Although mitochondrial morphology differs between GSCs and NSTCs, the molecular link mediating mitochondria morphology and GSC stemness remains unclear. It has been reported that inhibition of mitochondrial fission promotes GSC differentiation13. Our data revealed that CPT1A regulated GSC mitochondrial dynamics by regulating DRP1 activity. DRP1 promotes mitochondrial fission through translocating on the outer membrane of mitochondria from cytosol and its enzymatic activity is mediated by the phosphorylation of Ser-616. The phosphorylation of Ser-637 in DRP1 reversed the process and promoted mitochondrial fusion9. It was reported that GSCs preferentially expressed cyclin-dependent kinase 526, which could activate DRP1 through phosphorylating Ser-616 and result in mitochondrial fission13. While in NSTCs, calcium/calmodulin-dependent protein kinase type 2 was preferentially expressed and inhibited DRP1 activity through phosphorylating Ser-637 of DRP1 to promote mitochondrial fusion13. We thus propose that the different activation state of DRP1 between GSCs and NSTCs are critical for regulating mitochondrial fusion and fission. Further investigations of the mechanisms underlying the GSC/NSTC states and mitochondrial dynamics (fusion and fission) are warranted. Several molecules may be involved in CPT1A regulation on mitochondrial dynamics. For example, AMPK could regulate CPT1A expression through AMPK/ACC/CPT1A pathway27, suggesting AMPK-CPT1A-DRP1 cascade may regulate mitochondrial dynamics in GSCs. In addition, it has been reported that CPT1A suppressed p53 phosphorylation to inhibit the downstream pathway activation28. As p53 has been demonstrated to regulate Drp1 phosphorylation29, p53 pathway might be one of the mediators of CPT1A-regulated DRP1 phosphorylation. Besides, CPT1A deficiency could inhibit ERK activation30, which is involved in the phosphorylation of Drp1 at Ser-61631. Therefore, MAPK/ERK pathway might also be involved in CPT1A-regulated DRP1 phosphorylation. Future works are warranted to investigate the pathways connecting CPT1A and DRP1 phosphorylation in GSCs.
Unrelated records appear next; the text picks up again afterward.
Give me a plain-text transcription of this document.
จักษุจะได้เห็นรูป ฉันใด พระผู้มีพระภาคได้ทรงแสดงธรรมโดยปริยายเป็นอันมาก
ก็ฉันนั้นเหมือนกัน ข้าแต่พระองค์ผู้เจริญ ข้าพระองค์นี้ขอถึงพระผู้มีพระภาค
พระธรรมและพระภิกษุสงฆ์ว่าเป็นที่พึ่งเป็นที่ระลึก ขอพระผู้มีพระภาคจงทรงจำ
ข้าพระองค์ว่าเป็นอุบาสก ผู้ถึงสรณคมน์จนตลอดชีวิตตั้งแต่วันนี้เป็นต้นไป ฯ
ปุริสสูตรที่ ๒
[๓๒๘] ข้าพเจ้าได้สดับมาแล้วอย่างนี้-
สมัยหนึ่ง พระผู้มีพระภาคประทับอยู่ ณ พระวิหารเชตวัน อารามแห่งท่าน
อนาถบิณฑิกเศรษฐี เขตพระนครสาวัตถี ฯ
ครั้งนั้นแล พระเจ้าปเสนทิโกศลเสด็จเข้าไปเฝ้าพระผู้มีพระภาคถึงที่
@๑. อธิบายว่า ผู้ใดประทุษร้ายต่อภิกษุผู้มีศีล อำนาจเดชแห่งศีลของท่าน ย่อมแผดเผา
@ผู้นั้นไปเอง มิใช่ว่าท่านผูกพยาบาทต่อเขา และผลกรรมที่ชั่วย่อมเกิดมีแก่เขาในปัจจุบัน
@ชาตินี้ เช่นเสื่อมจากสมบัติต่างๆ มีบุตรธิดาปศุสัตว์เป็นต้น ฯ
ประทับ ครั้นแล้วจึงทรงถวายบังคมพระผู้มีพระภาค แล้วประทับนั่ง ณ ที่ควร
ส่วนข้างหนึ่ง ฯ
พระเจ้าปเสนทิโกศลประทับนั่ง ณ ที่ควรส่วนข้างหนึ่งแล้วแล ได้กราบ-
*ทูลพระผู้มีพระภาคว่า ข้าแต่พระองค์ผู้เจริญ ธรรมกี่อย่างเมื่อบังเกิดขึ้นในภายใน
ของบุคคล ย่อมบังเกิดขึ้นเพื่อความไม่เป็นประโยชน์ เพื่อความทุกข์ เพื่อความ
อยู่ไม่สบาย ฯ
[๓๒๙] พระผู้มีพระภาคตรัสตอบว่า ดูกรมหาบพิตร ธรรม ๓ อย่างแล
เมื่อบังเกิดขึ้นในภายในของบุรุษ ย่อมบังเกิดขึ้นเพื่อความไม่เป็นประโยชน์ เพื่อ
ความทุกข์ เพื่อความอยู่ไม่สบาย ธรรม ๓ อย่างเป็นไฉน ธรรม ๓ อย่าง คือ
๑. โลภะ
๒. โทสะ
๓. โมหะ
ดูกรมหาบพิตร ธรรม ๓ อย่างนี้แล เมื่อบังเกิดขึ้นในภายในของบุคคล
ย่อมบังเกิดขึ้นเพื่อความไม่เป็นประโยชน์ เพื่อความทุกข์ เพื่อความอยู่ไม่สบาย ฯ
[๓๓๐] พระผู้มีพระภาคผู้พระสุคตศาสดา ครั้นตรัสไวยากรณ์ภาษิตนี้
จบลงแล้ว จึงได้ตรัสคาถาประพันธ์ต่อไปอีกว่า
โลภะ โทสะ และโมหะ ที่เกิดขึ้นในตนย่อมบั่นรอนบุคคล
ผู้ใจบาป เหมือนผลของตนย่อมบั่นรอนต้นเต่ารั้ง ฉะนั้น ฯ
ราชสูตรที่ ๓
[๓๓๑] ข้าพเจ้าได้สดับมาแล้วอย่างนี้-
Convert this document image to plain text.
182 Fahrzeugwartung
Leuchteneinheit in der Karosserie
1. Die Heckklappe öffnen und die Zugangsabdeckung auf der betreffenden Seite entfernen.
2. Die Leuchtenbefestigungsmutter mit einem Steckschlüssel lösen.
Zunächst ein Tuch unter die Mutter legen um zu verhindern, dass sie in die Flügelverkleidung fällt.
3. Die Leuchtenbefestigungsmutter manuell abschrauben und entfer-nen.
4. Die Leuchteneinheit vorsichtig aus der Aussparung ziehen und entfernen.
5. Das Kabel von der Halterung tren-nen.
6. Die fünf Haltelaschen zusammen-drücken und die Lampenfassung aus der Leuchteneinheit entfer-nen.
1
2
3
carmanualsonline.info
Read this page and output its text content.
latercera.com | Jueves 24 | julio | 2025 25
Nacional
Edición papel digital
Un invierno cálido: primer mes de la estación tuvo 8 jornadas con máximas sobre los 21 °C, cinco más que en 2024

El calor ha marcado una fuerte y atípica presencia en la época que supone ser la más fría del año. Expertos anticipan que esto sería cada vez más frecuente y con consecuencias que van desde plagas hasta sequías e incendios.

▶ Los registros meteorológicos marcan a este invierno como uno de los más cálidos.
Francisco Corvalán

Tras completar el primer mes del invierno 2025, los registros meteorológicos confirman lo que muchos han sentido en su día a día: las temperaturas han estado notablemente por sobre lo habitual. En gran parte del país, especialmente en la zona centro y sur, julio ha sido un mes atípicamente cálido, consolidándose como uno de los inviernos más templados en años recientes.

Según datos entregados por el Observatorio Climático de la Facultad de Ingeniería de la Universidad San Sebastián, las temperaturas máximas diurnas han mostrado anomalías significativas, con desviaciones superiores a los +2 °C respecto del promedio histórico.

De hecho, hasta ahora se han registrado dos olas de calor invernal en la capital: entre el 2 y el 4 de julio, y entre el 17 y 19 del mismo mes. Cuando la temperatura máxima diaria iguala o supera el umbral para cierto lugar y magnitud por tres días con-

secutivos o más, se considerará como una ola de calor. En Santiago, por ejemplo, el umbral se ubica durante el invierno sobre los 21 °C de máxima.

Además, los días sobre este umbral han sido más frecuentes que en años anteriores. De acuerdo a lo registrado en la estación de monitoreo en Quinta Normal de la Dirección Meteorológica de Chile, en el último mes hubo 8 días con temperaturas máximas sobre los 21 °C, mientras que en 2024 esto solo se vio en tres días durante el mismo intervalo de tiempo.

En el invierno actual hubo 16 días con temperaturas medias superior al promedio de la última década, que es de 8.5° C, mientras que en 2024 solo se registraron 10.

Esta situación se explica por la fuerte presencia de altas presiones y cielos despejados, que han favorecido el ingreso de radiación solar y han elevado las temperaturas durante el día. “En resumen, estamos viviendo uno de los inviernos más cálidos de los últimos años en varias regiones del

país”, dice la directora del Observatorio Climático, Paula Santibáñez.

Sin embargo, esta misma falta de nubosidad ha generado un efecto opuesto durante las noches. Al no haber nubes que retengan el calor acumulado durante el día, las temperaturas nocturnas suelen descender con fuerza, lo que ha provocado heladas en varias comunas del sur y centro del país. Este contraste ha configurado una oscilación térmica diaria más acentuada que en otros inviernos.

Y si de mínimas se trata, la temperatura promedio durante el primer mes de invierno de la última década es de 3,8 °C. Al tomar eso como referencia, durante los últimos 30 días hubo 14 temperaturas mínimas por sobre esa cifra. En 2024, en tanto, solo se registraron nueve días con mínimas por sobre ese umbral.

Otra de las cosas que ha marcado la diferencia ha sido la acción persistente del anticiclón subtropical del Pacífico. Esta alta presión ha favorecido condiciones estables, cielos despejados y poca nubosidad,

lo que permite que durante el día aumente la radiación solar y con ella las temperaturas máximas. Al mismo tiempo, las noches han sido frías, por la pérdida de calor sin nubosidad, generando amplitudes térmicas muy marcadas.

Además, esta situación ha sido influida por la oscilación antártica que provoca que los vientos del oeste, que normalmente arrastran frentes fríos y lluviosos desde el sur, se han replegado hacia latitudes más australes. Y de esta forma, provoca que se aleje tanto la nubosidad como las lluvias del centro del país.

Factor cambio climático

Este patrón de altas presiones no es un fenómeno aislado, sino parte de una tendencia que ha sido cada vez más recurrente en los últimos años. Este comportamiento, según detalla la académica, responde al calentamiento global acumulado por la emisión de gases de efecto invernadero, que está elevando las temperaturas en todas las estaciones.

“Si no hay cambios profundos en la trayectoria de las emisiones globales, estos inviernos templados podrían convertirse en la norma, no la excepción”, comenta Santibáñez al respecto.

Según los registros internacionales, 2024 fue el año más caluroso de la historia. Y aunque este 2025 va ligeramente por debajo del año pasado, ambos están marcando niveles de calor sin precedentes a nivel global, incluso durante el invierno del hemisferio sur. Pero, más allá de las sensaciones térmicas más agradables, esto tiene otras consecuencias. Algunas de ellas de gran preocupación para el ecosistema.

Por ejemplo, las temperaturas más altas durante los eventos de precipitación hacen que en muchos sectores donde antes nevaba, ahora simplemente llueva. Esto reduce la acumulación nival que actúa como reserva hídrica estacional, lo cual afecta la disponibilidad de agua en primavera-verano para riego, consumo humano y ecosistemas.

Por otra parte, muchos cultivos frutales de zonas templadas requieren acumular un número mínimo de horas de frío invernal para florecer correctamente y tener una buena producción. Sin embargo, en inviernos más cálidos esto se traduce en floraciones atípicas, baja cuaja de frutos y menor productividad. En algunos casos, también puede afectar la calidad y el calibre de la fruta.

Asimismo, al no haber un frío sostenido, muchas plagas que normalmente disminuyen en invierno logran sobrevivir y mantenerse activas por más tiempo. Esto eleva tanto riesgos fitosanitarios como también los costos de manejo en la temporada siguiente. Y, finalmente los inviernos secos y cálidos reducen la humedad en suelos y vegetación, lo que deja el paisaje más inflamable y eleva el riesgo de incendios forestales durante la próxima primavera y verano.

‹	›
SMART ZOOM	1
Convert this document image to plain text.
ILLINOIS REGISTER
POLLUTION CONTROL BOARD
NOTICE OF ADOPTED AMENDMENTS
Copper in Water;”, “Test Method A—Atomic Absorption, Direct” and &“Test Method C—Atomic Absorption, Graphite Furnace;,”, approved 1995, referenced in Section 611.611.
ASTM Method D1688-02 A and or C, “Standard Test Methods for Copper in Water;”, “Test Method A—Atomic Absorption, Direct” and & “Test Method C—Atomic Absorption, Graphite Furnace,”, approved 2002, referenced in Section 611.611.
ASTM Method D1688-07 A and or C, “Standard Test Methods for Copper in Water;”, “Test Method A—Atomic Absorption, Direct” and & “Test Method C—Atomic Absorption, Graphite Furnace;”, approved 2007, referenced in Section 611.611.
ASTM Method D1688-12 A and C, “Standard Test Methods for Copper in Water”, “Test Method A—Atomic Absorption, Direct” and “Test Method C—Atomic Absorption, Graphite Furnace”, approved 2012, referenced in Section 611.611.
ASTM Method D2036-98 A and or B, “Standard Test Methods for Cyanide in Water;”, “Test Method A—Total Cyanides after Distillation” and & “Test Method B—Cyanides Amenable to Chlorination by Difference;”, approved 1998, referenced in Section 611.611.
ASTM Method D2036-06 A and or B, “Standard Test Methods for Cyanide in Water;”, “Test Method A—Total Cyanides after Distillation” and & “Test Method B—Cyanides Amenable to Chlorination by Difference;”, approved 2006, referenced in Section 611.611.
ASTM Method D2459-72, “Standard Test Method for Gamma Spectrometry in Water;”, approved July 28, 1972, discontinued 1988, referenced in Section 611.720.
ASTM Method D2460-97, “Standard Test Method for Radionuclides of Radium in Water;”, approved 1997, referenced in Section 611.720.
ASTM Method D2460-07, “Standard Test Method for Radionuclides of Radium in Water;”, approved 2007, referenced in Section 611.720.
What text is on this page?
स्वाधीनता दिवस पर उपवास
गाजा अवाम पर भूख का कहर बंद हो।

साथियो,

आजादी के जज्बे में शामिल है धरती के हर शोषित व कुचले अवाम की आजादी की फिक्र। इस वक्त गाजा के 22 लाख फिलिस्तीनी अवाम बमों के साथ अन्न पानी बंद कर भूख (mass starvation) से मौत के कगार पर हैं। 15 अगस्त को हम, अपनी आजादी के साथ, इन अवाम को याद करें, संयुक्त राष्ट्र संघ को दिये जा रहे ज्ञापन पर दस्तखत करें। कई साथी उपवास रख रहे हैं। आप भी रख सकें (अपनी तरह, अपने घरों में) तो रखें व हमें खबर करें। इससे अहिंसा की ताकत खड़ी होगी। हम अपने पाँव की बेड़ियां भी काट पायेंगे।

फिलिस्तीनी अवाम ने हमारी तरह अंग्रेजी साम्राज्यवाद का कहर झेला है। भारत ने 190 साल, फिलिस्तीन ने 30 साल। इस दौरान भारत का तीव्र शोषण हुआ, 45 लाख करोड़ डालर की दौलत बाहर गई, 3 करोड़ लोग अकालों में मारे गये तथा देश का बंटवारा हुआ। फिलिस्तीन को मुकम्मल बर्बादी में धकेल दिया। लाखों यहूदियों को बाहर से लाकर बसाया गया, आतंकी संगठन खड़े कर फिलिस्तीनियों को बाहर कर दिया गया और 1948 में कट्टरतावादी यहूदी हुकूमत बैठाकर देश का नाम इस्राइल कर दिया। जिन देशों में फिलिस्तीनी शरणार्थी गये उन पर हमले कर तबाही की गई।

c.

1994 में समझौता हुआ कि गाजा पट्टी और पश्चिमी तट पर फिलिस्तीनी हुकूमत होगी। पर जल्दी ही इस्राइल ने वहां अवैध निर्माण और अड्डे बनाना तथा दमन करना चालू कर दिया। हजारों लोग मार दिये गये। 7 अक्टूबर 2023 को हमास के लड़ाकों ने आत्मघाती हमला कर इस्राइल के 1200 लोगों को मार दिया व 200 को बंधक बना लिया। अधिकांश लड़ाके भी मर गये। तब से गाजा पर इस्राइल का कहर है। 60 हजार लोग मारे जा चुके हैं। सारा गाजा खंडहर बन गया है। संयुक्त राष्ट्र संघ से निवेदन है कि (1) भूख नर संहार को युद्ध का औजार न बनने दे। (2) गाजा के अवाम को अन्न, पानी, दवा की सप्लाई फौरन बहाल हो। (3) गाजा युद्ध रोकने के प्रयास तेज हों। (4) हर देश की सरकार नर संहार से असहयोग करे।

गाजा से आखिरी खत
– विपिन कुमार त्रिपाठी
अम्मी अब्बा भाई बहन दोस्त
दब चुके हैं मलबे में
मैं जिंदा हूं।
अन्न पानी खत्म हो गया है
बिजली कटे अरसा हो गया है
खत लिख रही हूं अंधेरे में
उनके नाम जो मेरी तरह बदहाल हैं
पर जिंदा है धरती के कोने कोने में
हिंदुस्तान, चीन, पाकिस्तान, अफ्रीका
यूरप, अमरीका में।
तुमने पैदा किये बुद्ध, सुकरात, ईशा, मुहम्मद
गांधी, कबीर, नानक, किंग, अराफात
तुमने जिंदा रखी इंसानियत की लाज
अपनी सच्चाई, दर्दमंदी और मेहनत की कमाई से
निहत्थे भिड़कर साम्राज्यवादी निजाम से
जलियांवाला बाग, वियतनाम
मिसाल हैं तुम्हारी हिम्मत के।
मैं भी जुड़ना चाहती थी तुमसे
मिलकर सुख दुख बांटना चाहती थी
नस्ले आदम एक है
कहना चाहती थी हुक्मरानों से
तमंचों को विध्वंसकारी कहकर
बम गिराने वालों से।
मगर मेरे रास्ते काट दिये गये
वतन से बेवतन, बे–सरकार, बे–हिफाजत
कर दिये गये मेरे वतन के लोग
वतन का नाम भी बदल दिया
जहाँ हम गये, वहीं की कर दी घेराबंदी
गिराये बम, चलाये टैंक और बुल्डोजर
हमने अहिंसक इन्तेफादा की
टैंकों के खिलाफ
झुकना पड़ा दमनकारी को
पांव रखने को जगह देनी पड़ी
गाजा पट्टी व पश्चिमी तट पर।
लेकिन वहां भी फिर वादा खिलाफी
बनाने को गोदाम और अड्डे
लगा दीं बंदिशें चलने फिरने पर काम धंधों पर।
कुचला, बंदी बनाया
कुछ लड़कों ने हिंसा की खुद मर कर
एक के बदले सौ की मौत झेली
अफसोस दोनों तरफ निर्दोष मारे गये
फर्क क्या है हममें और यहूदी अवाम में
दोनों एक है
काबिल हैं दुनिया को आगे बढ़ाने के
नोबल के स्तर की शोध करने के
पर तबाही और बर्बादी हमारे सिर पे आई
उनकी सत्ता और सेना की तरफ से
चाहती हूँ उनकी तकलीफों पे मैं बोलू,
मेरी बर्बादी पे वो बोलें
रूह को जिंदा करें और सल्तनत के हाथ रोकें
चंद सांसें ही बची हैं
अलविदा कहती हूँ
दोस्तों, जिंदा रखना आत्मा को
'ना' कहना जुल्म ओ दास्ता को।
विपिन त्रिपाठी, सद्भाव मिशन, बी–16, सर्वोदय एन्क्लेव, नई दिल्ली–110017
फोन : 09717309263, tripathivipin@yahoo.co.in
Our results demonstrated that CPT1A overexpression inhibited GSC proliferation and the growth of GSC-derived xenografts, suggesting a GSC-suppressive role of CPT1A, which is consistent with that derived from colorectal cancers and breast cancers. Wiśniewski et al.32 identified CPT1A as a down-regulated protein in colorectal cancers by comparing the proteomes of normal colorectal enterocytes and colorectal cancer cells, which was in accordance with our observation. Overexpression of CPT1A could also inhibit the proliferation of breast cancer cells33. However, in nasopharyngeal carcinomas, up-regulation of CPT1A promoted radiation resistance23, indicating the tumor-promoting role of CPT1A. Furthermore, CPT1A overexpression increased mitochondrial ROS production and promoted cell proliferation of prostate cancers, in the presence of lipids and androgen deprivation conditions16. These studies suggest a tumor-context dependent role of CPT1A under different metabolic conditions. Further studies are needed to elucidate the underlying mechanism of CPT1A in regulating tumor progression of different tumors.